By 2030, Jack The Ripper will be gruesome but no longer a mystery

RASHMEE ROSHAN LALL November 10, 2013

JACK DESTRIPADOR 2Series four of ITV’s ‘Whitechapel’ launched some weeks ago and it’s astonishing to note the remarkably high levels of continuing interest in Jack the Ripper who sliced his way through Whitechapel’s whores in 1888.

It’s not the killing spree. There have been many more gruesome since.

It’s probably the enduring mystery. The classic whodunnit because The Ripper was never caught, or at least, never knowingly captured. After a killing spree consisting of five terrifying murders, he seemed to melt away and no one knows who he was, why he did what he did, and why he stopped so abruptly.
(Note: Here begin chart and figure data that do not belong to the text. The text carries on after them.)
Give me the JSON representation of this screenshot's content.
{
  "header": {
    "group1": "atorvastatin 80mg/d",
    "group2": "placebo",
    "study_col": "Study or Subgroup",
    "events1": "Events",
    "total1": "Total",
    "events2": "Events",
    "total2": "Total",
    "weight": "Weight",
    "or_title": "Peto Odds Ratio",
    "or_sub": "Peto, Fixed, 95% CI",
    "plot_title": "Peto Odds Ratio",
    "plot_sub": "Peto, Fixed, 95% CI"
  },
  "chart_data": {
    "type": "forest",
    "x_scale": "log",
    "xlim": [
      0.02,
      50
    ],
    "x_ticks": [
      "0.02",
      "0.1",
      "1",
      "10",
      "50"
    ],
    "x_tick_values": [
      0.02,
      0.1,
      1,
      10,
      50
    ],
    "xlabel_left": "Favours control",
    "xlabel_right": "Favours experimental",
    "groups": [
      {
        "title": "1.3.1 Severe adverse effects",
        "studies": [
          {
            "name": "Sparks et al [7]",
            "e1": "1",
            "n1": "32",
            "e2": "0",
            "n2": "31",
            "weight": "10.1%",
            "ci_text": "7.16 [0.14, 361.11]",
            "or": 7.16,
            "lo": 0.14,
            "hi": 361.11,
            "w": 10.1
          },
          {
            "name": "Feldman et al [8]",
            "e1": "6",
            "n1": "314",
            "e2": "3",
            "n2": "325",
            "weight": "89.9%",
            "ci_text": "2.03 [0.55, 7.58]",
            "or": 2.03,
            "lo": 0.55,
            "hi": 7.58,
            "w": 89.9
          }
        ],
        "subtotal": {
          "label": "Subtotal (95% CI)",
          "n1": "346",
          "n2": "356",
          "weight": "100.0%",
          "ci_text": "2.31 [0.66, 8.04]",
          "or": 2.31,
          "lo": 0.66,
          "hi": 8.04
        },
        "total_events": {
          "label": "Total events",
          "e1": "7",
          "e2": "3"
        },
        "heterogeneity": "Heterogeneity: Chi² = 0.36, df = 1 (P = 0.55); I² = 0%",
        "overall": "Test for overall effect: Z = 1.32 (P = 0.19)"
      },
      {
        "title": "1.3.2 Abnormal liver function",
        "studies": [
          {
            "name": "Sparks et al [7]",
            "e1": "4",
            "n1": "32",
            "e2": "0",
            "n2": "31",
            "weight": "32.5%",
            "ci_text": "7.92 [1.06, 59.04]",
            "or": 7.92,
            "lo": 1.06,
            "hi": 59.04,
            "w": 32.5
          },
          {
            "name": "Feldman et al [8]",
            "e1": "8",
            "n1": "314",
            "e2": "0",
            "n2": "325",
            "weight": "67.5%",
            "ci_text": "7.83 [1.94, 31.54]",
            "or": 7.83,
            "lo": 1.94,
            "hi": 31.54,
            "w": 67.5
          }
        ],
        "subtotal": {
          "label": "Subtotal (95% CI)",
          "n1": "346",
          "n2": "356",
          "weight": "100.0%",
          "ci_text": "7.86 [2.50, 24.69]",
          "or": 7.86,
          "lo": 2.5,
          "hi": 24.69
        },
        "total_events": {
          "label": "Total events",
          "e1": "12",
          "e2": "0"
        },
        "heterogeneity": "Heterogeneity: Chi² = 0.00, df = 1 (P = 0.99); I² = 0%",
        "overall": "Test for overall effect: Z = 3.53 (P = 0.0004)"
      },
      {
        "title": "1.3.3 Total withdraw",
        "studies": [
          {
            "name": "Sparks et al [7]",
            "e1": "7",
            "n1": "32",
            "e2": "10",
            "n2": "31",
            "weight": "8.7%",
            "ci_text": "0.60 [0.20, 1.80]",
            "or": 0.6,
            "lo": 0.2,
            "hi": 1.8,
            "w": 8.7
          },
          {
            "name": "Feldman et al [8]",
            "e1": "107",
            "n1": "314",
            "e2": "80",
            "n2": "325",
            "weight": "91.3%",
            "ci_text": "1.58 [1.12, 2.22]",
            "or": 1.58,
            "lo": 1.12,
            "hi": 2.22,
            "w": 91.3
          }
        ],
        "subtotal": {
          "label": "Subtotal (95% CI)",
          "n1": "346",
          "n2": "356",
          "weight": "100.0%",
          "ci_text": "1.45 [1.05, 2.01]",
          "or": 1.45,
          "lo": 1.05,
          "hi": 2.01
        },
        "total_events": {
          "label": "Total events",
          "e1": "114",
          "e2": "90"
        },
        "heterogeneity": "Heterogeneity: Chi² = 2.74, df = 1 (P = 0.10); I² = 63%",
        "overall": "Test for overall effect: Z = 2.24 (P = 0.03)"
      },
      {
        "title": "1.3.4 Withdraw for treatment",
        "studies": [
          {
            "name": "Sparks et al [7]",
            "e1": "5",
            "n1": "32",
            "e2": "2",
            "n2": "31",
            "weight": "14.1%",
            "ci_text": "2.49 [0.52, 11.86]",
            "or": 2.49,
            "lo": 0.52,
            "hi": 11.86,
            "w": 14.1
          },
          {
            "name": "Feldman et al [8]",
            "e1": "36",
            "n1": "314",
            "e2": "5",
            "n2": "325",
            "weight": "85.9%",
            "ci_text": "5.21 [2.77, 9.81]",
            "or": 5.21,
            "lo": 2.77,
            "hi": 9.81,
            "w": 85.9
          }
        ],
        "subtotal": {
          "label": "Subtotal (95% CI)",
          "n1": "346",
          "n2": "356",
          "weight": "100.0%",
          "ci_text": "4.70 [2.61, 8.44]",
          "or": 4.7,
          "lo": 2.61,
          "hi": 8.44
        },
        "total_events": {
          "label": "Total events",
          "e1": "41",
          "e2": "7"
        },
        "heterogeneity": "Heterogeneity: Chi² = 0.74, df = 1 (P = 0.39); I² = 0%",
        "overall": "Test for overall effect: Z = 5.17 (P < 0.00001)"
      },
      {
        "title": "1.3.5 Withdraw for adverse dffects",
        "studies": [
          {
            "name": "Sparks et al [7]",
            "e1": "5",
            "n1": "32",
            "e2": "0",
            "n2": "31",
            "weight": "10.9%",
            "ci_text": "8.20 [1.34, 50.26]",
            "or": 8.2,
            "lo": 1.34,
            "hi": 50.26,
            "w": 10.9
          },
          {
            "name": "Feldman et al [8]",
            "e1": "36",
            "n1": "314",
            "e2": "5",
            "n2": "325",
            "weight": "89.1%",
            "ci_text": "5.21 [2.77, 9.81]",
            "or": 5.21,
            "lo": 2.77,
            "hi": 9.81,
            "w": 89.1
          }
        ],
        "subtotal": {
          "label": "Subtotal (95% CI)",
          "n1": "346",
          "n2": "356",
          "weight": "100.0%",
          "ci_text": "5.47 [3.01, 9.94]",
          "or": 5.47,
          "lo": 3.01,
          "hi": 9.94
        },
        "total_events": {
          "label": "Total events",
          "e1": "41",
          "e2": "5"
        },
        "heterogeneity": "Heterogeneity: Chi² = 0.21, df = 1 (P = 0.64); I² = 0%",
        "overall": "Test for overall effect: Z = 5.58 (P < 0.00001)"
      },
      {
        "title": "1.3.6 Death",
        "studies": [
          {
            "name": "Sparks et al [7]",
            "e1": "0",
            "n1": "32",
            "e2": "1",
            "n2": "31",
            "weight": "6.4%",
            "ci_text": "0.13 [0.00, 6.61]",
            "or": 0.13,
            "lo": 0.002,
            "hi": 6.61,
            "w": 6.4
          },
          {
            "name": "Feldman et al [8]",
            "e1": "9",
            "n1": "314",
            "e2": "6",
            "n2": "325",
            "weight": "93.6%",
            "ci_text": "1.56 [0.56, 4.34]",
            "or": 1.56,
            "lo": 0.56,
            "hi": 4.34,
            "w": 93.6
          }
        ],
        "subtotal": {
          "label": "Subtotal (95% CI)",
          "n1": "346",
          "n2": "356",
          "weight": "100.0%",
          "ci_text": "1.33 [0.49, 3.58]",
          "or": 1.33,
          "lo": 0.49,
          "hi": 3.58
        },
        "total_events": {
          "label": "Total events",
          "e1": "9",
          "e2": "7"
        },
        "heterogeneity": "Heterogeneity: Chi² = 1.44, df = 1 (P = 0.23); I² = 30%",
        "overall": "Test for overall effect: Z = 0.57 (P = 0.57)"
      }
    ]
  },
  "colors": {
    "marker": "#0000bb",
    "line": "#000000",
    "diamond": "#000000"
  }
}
The curious might be rewarded by a further 15-year wait for a conclusion. That’s what Ripper expert Richard Jones believes (telling the BBC so, just a few days ago), and I find it hard to imagine he’s making this up even though he admittedly makes his living off the world’s morbid fascination with the Ripper. Mr Jones has written two books, ‘Uncovering Jack the Ripper’s London’ and ‘Jack the Ripper: The Casebook’. He also offers tours of the grisliest parts of the Ripper story.

But he seems to think the mystery will be solved by roughly 2030, when the mental asylum records of at least two likely candidates for The Ripper will become publicly available. One or the other might reveal guilt.

Or then again, perhaps not. And the gruesome story will continue a mystery.